On January 13, workers with Bay City Electric Light & Power, a city-owned utility, installed a "limiter" on Schur's electric meter after months of unpaid bills. The device restricts power and blows like a fuse if usage rises past a set level. Electricity is not restored until the device is flipped back on by the homeowner, who must walk outside to the meter.
It appears the device tripped and cut off power to the home. It was supposed to allow for the operation of a furnace blower fan, refrigerator and some lights, Asbury said.
He said Schur's home furnace apparently was not working since October 2008, though, and Schur was relying on electric space heaters, the kitchen oven, a heating pad and a lantern for heat. The utility had no comment on the prosecutor's decision not to file charges.
Sadly, Schur had plenty of money, and, in fact, had enough cash clipped to his bills on the kitchen table when his body was found.
Asbury's office concluded that Schur was extremely independent, caring for himself and his home on his own. He had little or no support system to help care for him, with no immediate family in the area.
At the time of his death, Schur's telephone service had been disconnected due to nonpayment and he had been sent numerous shut-off notices for his Consumers Energy natural gas service and his Bay City Electric Light & Power service, according to Asbury.
Asbury cited inconsistencies about the policies and practices of the Bay City utility regarding the installation of limiter devices, but found no evidence of gross negligence.
"While one could make a reasonable argument for the fault of many people involved here, there is no one person or entity that could be held criminally responsible," Asbury said.
The outside temperature between Jan. 13 and Jan. 17 ranged from a high of 17 degrees (minus 8 Celsius) to below 0 (minus 17 Celsius), Asbury said.
Asbury said when the limiter device was installed, workers left a door-hanger shut-off notice along with instructions either in the mailbox or on the door.
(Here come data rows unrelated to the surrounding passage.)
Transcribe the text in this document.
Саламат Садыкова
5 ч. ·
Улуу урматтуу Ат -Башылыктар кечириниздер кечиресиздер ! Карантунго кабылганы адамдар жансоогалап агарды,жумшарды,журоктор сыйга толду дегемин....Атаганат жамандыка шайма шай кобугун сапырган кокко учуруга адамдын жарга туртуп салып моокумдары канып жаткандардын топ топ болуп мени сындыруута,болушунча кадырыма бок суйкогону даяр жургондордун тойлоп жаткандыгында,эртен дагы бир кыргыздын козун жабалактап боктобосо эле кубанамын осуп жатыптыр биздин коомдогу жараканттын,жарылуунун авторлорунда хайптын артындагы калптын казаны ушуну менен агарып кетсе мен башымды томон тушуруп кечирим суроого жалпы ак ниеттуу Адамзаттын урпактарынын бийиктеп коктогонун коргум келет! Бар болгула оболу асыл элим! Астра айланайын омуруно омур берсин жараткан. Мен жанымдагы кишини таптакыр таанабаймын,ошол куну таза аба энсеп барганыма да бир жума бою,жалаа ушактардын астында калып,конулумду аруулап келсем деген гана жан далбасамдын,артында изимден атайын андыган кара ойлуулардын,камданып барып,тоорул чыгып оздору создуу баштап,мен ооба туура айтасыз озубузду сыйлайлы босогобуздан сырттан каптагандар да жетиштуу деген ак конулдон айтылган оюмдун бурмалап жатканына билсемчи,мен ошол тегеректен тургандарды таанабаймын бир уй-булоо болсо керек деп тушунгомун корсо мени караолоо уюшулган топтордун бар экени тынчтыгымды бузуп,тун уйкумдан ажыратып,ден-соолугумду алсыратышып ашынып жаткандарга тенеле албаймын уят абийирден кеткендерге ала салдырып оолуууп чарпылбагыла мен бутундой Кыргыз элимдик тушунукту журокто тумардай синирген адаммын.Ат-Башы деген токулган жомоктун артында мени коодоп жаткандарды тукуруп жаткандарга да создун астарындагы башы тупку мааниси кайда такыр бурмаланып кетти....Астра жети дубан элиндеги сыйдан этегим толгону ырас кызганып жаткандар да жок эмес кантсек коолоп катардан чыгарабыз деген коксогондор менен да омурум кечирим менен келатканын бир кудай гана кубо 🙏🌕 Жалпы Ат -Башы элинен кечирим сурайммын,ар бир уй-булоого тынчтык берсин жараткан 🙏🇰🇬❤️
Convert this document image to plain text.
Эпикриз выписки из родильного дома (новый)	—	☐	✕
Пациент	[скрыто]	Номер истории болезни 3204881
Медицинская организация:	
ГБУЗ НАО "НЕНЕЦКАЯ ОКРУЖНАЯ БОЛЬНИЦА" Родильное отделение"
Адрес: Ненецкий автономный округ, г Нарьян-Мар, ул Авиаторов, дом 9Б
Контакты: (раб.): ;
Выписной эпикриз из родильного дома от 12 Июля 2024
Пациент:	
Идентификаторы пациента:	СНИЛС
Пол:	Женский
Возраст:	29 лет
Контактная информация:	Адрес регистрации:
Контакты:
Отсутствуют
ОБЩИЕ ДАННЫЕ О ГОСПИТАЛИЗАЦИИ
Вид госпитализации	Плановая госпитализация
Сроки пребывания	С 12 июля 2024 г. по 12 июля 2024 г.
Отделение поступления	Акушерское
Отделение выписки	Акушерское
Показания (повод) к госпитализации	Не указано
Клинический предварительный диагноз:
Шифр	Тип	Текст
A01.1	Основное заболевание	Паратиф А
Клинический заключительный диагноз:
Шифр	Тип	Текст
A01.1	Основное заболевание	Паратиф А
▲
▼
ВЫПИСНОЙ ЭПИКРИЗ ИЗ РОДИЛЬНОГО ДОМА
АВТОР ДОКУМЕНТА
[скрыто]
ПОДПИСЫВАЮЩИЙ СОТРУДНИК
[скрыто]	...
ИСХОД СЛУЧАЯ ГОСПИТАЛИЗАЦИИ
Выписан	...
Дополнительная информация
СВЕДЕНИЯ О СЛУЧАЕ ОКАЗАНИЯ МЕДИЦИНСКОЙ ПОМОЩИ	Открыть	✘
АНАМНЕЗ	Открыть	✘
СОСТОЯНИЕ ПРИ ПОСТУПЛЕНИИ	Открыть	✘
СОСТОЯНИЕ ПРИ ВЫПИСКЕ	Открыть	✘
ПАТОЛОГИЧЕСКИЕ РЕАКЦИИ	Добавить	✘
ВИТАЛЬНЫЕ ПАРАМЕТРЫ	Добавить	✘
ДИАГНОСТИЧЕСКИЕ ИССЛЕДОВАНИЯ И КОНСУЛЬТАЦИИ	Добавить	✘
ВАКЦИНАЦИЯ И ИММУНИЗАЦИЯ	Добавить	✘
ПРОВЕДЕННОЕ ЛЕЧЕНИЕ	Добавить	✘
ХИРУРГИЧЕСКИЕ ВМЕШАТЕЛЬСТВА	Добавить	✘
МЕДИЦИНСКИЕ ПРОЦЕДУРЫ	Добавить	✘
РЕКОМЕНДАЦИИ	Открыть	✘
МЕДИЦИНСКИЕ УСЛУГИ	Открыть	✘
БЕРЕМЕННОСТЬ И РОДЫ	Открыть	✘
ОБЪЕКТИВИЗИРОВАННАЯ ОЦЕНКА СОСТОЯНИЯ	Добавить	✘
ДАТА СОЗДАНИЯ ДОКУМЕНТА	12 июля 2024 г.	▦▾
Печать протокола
The notice and instructions were found on the kitchen counter, but it is unknown if Schur reviewed the papers.
Michigan's big, state-regulated utilities are not allowed to shut off power to senior citizens in the winter. But Michigan's 41 smaller municipal utilities Bay City's included are not overseen by the state.
Schur's death prompted the state House to recently pass a plan, pending in the Senate, that would ban the use of limiters for elderly customers.